Appellee nightclub patron, Tressie O’Brien, was approached by appellant nightclub owner, Konstantinos Venetoulias, who asked her to join him and some friends at the bar. Appellee accepted a drink only after nightclub owner assured her that a friend or a cab would take her home. After drinking until the nightclub closed, nightclub owner took appellee to her car and appellee later was involved in a car accident which resulted in injuries. Appellee filed suit under the Texas Dram Shop Act. Appellants, nightclub and the owner, were deemed to be one-third negligent and the trial court awarded appellee actual and punitive damages. Appellants challenged the decision, complaining of the sufficiency of the evidence to support the trial court's findings.
Under the circumstances, could the appellants be held liable under the Texas Dram Shop Act?
The court affirmed holding that a tavern owner could be sued for injuries resulting from an individual voluntarily becoming intoxicated.
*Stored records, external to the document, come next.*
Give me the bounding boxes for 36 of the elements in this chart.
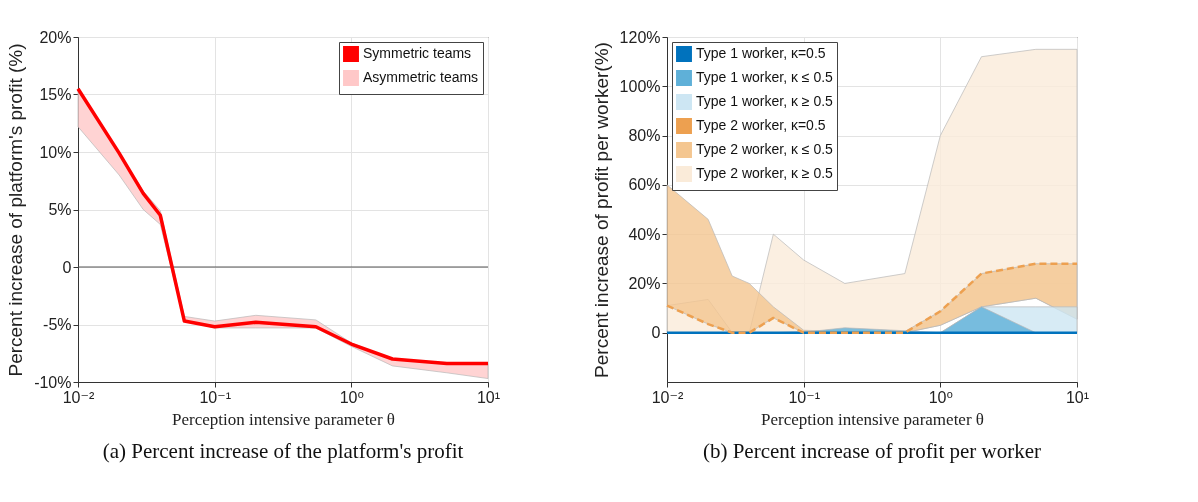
y-axis-title: Percent increase of profit per worker(%) — [590, 42, 612, 378]
x-tick-label: 10⁻² — [62, 388, 95, 406]
x-tick-label: 10⁰ — [928, 388, 953, 406]
y-tick-label: 20% — [39, 28, 72, 46]
text: (a) Percent increase of the platform's profit — [102, 439, 464, 463]
y-tick-label: 100% — [619, 77, 661, 95]
y-tick-label: 10% — [39, 143, 72, 161]
legend-label: Type 2 worker, κ ≤ 0.5 — [696, 141, 834, 157]
y-tick-label: 5% — [48, 201, 72, 218]
y-tick-label: 20% — [628, 274, 661, 292]
y-tick-label: 120% — [619, 28, 661, 46]
legend-label: Type 2 worker, κ=0.5 — [696, 117, 826, 133]
y-axis-title: Percent increase of platform's profit (%) — [5, 43, 27, 377]
y-tick-label: -10% — [34, 373, 72, 391]
text: (b) Percent increase of profit per worker — [702, 439, 1042, 463]
legend-label: Type 1 worker, κ=0.5 — [696, 45, 826, 61]
x-tick-label: 10⁻² — [651, 388, 684, 406]
y-tick-label: 0 — [62, 258, 72, 276]
y-tick-label: 40% — [628, 225, 661, 243]
x-tick-label: 10⁰ — [339, 388, 364, 406]
x-tick-label: 10⁻¹ — [199, 388, 231, 406]
y-tick-label: 0 — [651, 324, 661, 342]
y-tick-label: 15% — [39, 86, 72, 103]
legend-label: Type 2 worker, κ ≥ 0.5 — [696, 165, 834, 181]
legend-label: Type 1 worker, κ ≤ 0.5 — [696, 69, 834, 85]
x-tick-label: 10¹ — [476, 388, 501, 406]
legend-label: Type 1 worker, κ ≥ 0.5 — [696, 93, 834, 109]
legend-label: Asymmetric teams — [363, 69, 479, 85]
x-tick-label: 10⁻¹ — [788, 388, 820, 406]
x-axis-title: Perception intensive parameter θ — [761, 409, 984, 429]
y-tick-label: 60% — [628, 176, 661, 194]
legend-label: Symmetric teams — [363, 45, 472, 61]
y-tick-label: -5% — [43, 316, 72, 333]
x-tick-label: 10¹ — [1065, 388, 1090, 406]
y-tick-label: 80% — [628, 127, 661, 145]
x-axis-title: Perception intensive parameter θ — [172, 409, 395, 429]
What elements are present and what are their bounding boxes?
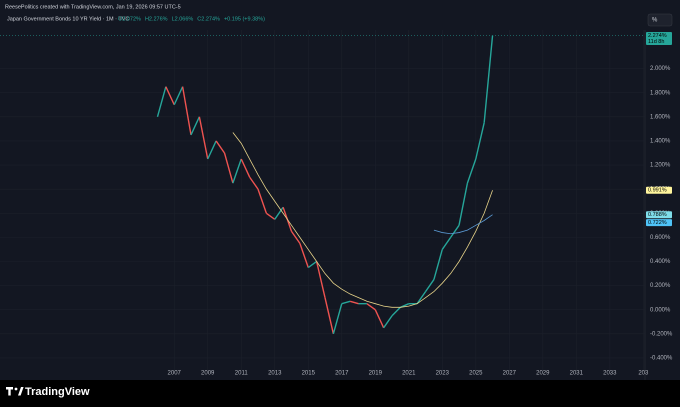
price-segment (315, 261, 326, 298)
price-segment (349, 300, 359, 305)
price-segment (249, 176, 259, 190)
price-segment (207, 140, 217, 160)
price-segment (383, 315, 393, 329)
y-tick-label: 0.000% (650, 307, 671, 313)
y-tick-label: 0.600% (650, 235, 671, 241)
price-segment (475, 122, 485, 160)
price-segment (240, 158, 251, 178)
x-tick-label: 2013 (268, 371, 282, 377)
price-segment (265, 212, 276, 220)
x-tick-label: 2011 (235, 371, 249, 377)
y-tick-label: 1.400% (650, 139, 671, 145)
ohlc-value: C2.274% (197, 16, 220, 22)
footer-logo (5, 387, 24, 396)
price-segment (181, 86, 192, 136)
price-segment (324, 297, 335, 334)
ohlc-value: O2.072% (118, 16, 141, 22)
x-tick-label: 2007 (168, 371, 182, 377)
price-segment (215, 140, 226, 154)
countdown-label: 11d 8h (648, 39, 664, 45)
y-tick-label: 1.800% (650, 90, 671, 96)
price-segment (198, 116, 209, 160)
x-tick-label: 203 (638, 371, 649, 377)
price-tag (646, 32, 672, 46)
footer-background (0, 380, 680, 407)
unit-button-label: % (652, 18, 658, 24)
y-tick-label: 0.400% (650, 259, 671, 265)
price-segment (341, 300, 351, 305)
y-tick-label: 2.000% (650, 66, 671, 72)
x-tick-label: 2009 (201, 371, 215, 377)
price-segment (156, 86, 167, 117)
price-segment (165, 86, 175, 106)
price-segment (466, 158, 477, 184)
unit-button[interactable] (647, 13, 673, 27)
x-tick-label: 2023 (436, 371, 450, 377)
ohlc-value: +0.195 (+9.38%) (224, 16, 265, 22)
price-segment (299, 243, 309, 268)
price-segment (223, 152, 234, 184)
price-segment (458, 182, 469, 226)
moving-average (433, 214, 493, 235)
x-tick-label: 2019 (369, 371, 383, 377)
x-tick-label: 2029 (536, 371, 550, 377)
y-tick-label: 1.600% (650, 114, 671, 120)
price-tag (646, 211, 672, 219)
x-tick-label: 2025 (469, 371, 483, 377)
price-segment (257, 188, 268, 214)
y-tick-label: 0.200% (650, 283, 671, 289)
price-segment (307, 260, 318, 269)
y-tick-label: -0.400% (650, 356, 673, 362)
x-tick-label: 2031 (570, 371, 584, 377)
price-segment (232, 158, 242, 184)
y-tick-label: -0.200% (650, 331, 673, 337)
x-tick-label: 2015 (302, 371, 316, 377)
moving-average (232, 132, 493, 308)
x-tick-label: 2027 (503, 371, 517, 377)
ohlc-value: L2.066% (172, 16, 194, 22)
price-segment (332, 303, 343, 335)
footer-brand: TradingView (25, 386, 90, 398)
price-segment (450, 224, 460, 238)
ohlc-value: H2.276% (145, 16, 168, 22)
price-segment (374, 309, 385, 329)
price-segment (483, 35, 494, 123)
price-segment (424, 279, 435, 293)
x-tick-label: 2033 (603, 371, 617, 377)
price-segment (416, 291, 427, 305)
price-tag-label: 2.274% (648, 33, 667, 39)
price-tag (646, 186, 672, 194)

Appellee's resultant injuries were foreseeable to nightclub owner when he took appellee to her car, thus he violated his duty under the Dram Shop Act. According to the court, the risk and likelihood of injury from serving alcohol to an intoxicated person whom the licensee knew will probably drive a car was as readily foreseen as injury resulting from setting loose a live rattlesnake in a shopping mall.